Pasada la capilla española nos encontraremos con el Palacio Episcopal -hoy Museo Diocesano- y el abigarrado e imponente conjunto de volúmenes que conforman la Catedral de Nuestra Señora de la Asunción. Constituye un relato de la historia sufrida con el paso de los años y de los invasores a través de sus distintos estilos. Inicialmente, en ese lugar, hubo una basílica paleocristiana que fue transformada posteriormente en mezquita. Aún se pueden observar en el ábside la parte normanda, con pequeñas linternas de azulejos de mayólica y, el exterior con arcos entrelazados y soportados en pequeñas columnas.

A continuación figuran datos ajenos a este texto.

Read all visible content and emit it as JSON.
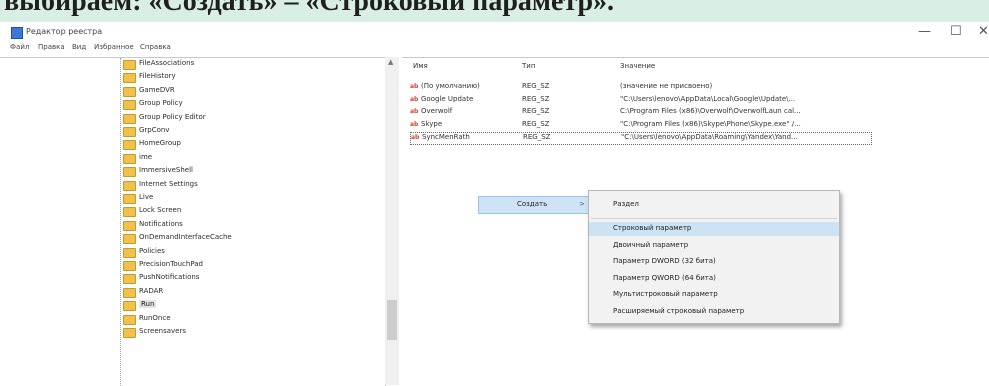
{
  "caption": "выбираем: «Создать» – «Строковый параметр».",
  "window": {
    "title": "Редактор реестра",
    "minimize": "—",
    "maximize": "☐",
    "close": "✕"
  },
  "menu": [
    "Файл",
    "Правка",
    "Вид",
    "Избранное",
    "Справка"
  ],
  "tree": [
    "FileAssociations",
    "FileHistory",
    "GameDVR",
    "Group Policy",
    "Group Policy Editor",
    "GrpConv",
    "HomeGroup",
    "ime",
    "ImmersiveShell",
    "Internet Settings",
    "Live",
    "Lock Screen",
    "Notifications",
    "OnDemandInterfaceCache",
    "Policies",
    "PrecisionTouchPad",
    "PushNotifications",
    "RADAR",
    "Run",
    "RunOnce",
    "Screensavers"
  ],
  "selected_tree_index": 18,
  "values": {
    "headers": [
      "Имя",
      "Тип",
      "Значение"
    ],
    "rows": [
      {
        "name": "(По умолчанию)",
        "type": "REG_SZ",
        "data": "(значение не присвоено)"
      },
      {
        "name": "Google Update",
        "type": "REG_SZ",
        "data": "\"C:\\Users\\lenovo\\AppData\\Local\\Google\\Update\\..."
      },
      {
        "name": "Overwolf",
        "type": "REG_SZ",
        "data": "C:\\Program Files (x86)\\Overwolf\\OverwolfLaun cal..."
      },
      {
        "name": "Skype",
        "type": "REG_SZ",
        "data": "\"C:\\Program Files (x86)\\Skype\\Phone\\Skype.exe\" /..."
      },
      {
        "name": "SyncMenRath",
        "type": "REG_SZ",
        "data": "\"C:\\Users\\lenovo\\AppData\\Roaming\\Yandex\\Yand..."
      }
    ]
  },
  "context": {
    "create_label": "Создать",
    "create_arrow": ">",
    "items": [
      "Раздел",
      "Строковый параметр",
      "Двоичный параметр",
      "Параметр DWORD (32 бита)",
      "Параметр QWORD (64 бита)",
      "Мультистроковый параметр",
      "Расширяемый строковый параметр"
    ],
    "highlighted_index": 1
  },
  "colors": {
    "folder": "#f0c24b",
    "highlight": "#cce3f6",
    "caption_bg": "#d9efe3"
  },
  "icons": {
    "app": "registry-icon",
    "value": "ab-string-icon",
    "folder": "folder-icon"
  }
}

La transformación más desgraciada fue la que sufrió en los siglos XVIII y XIX que le dieron el aspecto neoclásico del interior que es el que vemos en la actualidad. Con todo, la catedral impacta nada más ver su fachada desde la gran plaza que la antecede, cerrada con una balaustrada adornada con estatuas. En el centro hay una estatua de santa Rosalía (la “Santuzza” en siciliano o “Santita”, llamada así por su pequeña estatura). Esta santa palermitana del siglo XII hizo muchos milagros y se le atribuye la desaparición, en el s. XVII, de la epidemia endémica de peste bubónica que asolaba Sicilia, cuando sacaron en procesión sus restos encontrados en 1624 en una cueva. Más tarde, un naturalista inglés identificó los restos con huesos de una cabra. No le hicieron puto caso los palermitanos, máxime cuando, encima, el naturalista era un pastor protestante.

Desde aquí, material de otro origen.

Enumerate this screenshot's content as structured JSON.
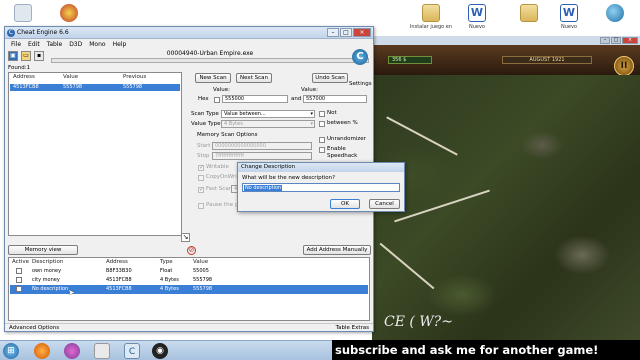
{
  "desktop": {
    "icons": [
      {
        "name": "recycle-bin-icon",
        "caption": ""
      },
      {
        "name": "app-icon-red",
        "caption": ""
      },
      {
        "name": "folder-icon",
        "caption": "Instalar juego en"
      },
      {
        "name": "word-doc-icon",
        "caption": "Nuevo"
      },
      {
        "name": "folder-icon-2",
        "caption": ""
      },
      {
        "name": "word-doc-icon-2",
        "caption": "Nuevo"
      },
      {
        "name": "dolphin-icon",
        "caption": ""
      }
    ]
  },
  "game": {
    "money": "356 $",
    "month": "AUGUST 1921",
    "pause_glyph": "II",
    "sign_text": "CE ( W?~"
  },
  "ce": {
    "title": "Cheat Engine 6.6",
    "menu": [
      "File",
      "Edit",
      "Table",
      "D3D",
      "Mono",
      "Help"
    ],
    "process": "00004940-Urban Empire.exe",
    "found": "Found:1",
    "results": {
      "headers": [
        "Address",
        "Value",
        "Previous"
      ],
      "rows": [
        {
          "address": "4513FCB8",
          "value": "555798",
          "previous": "555798"
        }
      ]
    },
    "buttons": {
      "new_scan": "New Scan",
      "next_scan": "Next Scan",
      "undo_scan": "Undo Scan",
      "settings": "Settings",
      "memory_view": "Memory view",
      "add_address": "Add Address Manually"
    },
    "scan": {
      "value_label": "Value:",
      "value_label_2": "Value:",
      "hex_label": "Hex",
      "hex_from": "555000",
      "and_label": "and",
      "hex_to": "557000",
      "scan_type_label": "Scan Type",
      "scan_type": "Value between...",
      "value_type_label": "Value Type",
      "value_type": "4 Bytes",
      "not_label": "Not",
      "between_pct_label": "between %",
      "options_title": "Memory Scan Options",
      "start_label": "Start",
      "start_value": "0000000000000000",
      "stop_label": "Stop",
      "stop_value": "7fffffffffffffff",
      "writable": "Writable",
      "copy_on_write": "CopyOnWrite",
      "fast_scan": "Fast Scan",
      "fast_scan_value": "4",
      "pause_game": "Pause the game",
      "unrandomizer": "Unrandomizer",
      "speedhack": "Enable Speedhack"
    },
    "table": {
      "headers": [
        "Active",
        "Description",
        "Address",
        "Type",
        "Value"
      ],
      "rows": [
        {
          "description": "own money",
          "address": "B8F33B30",
          "type": "Float",
          "value": "55005"
        },
        {
          "description": "city money",
          "address": "4513FCB8",
          "type": "4 Bytes",
          "value": "555798"
        },
        {
          "description": "No description",
          "address": "4513FCB8",
          "type": "4 Bytes",
          "value": "555798"
        }
      ]
    },
    "status": {
      "left": "Advanced Options",
      "right": "Table Extras"
    }
  },
  "dialog": {
    "title": "Change Description",
    "question": "What will be the new description?",
    "value": "No description",
    "ok": "OK",
    "cancel": "Cancel"
  },
  "banner": "subscribe and ask me for another game!",
  "colors": {
    "selection": "#3a7fd5",
    "banner_bg": "#000000",
    "ce_border": "#6e8bb0"
  }
}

En la catedral destacan elementos de una gran belleza como el pórtico gótico catalán, obra de Antonio Gambara de 1430, con tres arcos apuntados y un tímpano con escenas bíblicas. Se conservan algunos restos de la antigua mezquita, como un pasaje del Corán grabado en una columna y, entre las capillas, cabe destacar la que contiene las tumbas imperiales y la de Santa Rosalía, donde está la urna que guardan sus restos. El ábside tiene una decoración polícroma con azulejos que evocan la catedral normanda, parecida a la de Cefalú o la de Monreale, de la que hablaremos más adelante.

Y como tanta maravilla suele despertar el apetito, es la hora de probar algún plato típico de Palermo, -bueno, de Sicilia-, como los “Involtini de ternera con calabacín y queso”, cuya receta es carne fileteada y enrollada con calabacín, lonchas de queso mozzarella, albahaca, cebolla dulce, ajo, coñac o un vino oloroso, aceite y pimienta. Los rollos se sofríen en aceite y luego se cuecen con salsa de tomate. Un buen vino siciliano rosso, como un “María Constanza”, es el mejor acompañante. Y de postre podemos tomar una cassata que consiste en un sabroso relleno de crema de queso ricotta, acompañado de un bizcocho suave y cubierto con una excelente pasta de almendras.